If there are no limits, then why did the writers of the Constitution enumerate some? And what will have happened to the America you grew up in?
It’s frightening enough that some courts have essentially ruled that there are no limits to the federal government’s power. Pray the Supreme Court stops the insanity.
But now it appears Americans themselves have gone totally soft and wholly ignorant of their rights as individuals.
Columnist George Will, incisively getting to the point in terms all of us can understand, posed this question to fellow panelists last Sunday on ABC-TV’s This Week : “Does Congress have the constitutional power to require obese people to sign up for Weight Watchers? If not, why not?”
If you know anything about the founding and structure of this country and its federal government, it’s a superbly inane question. But — and this should make your jaw drop, along with your heart — his fellow panelists either didn’t know, or seemed to think the answer was yes!
“I don’t know the answer to that,” admitted Richard Stengel of Time magazine.
“It’s open,” added Professor Michael Eric Dyson of Georgetown University. “If they decide that they will, they will have the power to do so.”
We presume the first “they” he was referring to was the Supreme Court.
Stengel argues that the government already “asks” us to pay taxes, register for the draft, get car insurance. Of course, as Will pointed out, the government isn’t asking these things; it’s mandating them. Moreover, you only have to buy car insurance if you choose to drive a car — which, as you’re supposed to be taught by age 16, is a privilege, not a right.
In addition, that’s a state matter.
These people really think it’s an open question as to whether Congress can order obese people into Weight Watchers? If so, what individual rights could they possibly believe remain?
How can you explain such thinking — on a respected network news show, and from a national magazine and renowned university? How can any American be so cavalier with another’s rights? And how widespread is this dangerously puerile thinking?

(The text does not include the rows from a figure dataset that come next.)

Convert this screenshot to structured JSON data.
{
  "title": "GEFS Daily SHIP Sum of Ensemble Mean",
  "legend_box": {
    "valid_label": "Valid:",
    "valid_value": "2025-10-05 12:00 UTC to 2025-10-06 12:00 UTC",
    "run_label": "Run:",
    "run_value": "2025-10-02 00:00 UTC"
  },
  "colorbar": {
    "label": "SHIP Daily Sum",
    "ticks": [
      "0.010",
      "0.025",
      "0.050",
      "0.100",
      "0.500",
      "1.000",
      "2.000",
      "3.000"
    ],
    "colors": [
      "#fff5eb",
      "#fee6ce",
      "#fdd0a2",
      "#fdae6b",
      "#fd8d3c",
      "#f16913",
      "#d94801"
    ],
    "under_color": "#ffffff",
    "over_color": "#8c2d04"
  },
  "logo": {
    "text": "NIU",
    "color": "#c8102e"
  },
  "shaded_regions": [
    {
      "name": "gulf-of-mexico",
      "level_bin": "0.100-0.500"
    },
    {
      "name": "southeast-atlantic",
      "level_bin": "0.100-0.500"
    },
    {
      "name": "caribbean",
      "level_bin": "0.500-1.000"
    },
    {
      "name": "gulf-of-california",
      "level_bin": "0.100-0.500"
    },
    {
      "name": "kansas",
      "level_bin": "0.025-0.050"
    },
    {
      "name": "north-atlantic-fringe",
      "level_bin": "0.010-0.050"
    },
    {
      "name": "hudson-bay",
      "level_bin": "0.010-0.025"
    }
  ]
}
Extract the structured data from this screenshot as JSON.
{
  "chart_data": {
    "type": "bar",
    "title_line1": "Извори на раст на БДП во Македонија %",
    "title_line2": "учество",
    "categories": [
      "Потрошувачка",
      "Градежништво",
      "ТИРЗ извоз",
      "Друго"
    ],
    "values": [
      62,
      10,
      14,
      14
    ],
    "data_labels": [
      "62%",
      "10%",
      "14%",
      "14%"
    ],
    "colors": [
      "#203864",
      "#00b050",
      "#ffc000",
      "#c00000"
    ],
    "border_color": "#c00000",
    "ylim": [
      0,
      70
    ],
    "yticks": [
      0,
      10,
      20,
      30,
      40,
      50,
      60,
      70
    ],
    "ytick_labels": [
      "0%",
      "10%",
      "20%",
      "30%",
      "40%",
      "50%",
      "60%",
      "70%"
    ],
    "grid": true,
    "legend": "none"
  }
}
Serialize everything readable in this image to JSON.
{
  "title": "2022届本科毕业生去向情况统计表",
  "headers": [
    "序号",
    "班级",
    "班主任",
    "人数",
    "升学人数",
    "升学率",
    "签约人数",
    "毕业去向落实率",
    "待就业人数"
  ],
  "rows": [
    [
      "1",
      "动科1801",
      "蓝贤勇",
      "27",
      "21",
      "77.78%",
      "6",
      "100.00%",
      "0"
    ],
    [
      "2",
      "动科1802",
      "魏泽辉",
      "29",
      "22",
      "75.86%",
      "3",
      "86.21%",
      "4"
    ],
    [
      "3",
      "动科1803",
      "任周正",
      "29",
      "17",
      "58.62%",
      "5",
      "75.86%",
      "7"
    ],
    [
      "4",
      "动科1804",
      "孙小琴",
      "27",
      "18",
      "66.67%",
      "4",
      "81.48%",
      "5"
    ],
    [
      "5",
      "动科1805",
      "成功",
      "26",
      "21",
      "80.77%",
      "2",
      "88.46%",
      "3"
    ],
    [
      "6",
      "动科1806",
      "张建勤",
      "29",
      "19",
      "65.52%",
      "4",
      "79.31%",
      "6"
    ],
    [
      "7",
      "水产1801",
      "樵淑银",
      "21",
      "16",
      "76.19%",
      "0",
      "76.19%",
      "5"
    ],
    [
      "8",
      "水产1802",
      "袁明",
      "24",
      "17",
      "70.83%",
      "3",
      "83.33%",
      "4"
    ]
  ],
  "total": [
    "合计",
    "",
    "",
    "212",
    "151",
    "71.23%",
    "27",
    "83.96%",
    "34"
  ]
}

If the government has the power to force you to be responsible, as this law seeks to do, then why stop there? Why not outlaw single parenthood, considering all its costs to society? Why not ban cigarettes and alcohol and runny eggs and rare hamburgers? If we can be forced into Weight Watchers, what else should the government do to us for our own good and for the good of the whole?
That George Will’s question was met with shrugs and even taken seriously by others tells you just how teetering this country is.
Isn’t it clear by now that if we allow the government to expropriate the power to force us to buy something, and punish us for not doing it, there is little it could not do to us — and that plenty of otherwise rational Americans would go along with it?
For your children’s sake, pray this law is stopped, as well as the mentality that gave it birth.